Background: Translational research on miRNAs develops reliable biomarkers for diagnosis and prognosis of renal diseases. Bioinformatic analyses and systems biology could drive the research for knowing new informative miRNA targets. Objectives: This study proposes an approach to identify miRNA specific significant target genes, and single nucleotide polymorphisms (SNPs) associated with renal pathophysiology. Methods: miRNAs were selected after removing duplicity, on the basis of techniques used, and disease spectrum width score. Target genes were predicted from different databases like miRWalk, miRTarBase, and DIANA-TarBase. SNPs were prioritized on the basis of target score and conserved energy score available in MirSNP database. miRNAs were characterized as “specific”, “strong”, “likely”, “unlikely”, and “irrelevant” biomarkers.

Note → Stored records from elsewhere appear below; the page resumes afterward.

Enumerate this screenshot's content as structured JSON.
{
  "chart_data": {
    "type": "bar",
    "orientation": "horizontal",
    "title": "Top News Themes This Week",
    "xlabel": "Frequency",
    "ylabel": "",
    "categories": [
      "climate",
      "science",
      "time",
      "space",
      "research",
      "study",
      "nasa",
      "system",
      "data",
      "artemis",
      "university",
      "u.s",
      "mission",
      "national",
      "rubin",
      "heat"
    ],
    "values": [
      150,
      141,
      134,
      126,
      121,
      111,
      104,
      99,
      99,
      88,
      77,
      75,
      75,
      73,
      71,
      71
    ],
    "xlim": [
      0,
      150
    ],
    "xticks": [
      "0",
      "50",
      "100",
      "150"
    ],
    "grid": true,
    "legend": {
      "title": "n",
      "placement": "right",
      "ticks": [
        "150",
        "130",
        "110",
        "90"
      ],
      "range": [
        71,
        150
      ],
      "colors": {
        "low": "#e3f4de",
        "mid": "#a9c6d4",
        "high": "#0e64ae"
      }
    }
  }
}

PCR-SSP based genotyping was carried out to access the molecular profiling of hsa-miR-192 and TGF-β1 followed by quantitative real time PCR to analyze expression level of TGF-β1. The relative expression levels of mRNAs were analyzed by 2-ΔΔCt method. Results: 170 renal associated miRNAs were found to be up-regulated, down-regulated or differentially expressed. Noticeably hsa-miR-192-3p expression was reported in nine diseases. 117 genes were associated with basic kidney diseases and end stage renal disease (ESRD). Threshold > 80% for 93 target genes was observed from mirSVR. Mutant genotypes for hsa-miR-192 (OR=4.64, p-value ≤ 0.0001) and its corresponding target gene TGF-β1 (OR = 0.70, p-value = 0.0351) showed susceptible association with ESRD. More so, patients possessing mutant allele of TGF-β1 showed elevated mRNA expression (Fold change = 9.83). Conclusion: Study proposed a new approach to identify specific miRNA biomarkers for particular diseases with corresponding target genes and SNPs and also highlighted the importance of hsa-miR- 192 in renal diseases.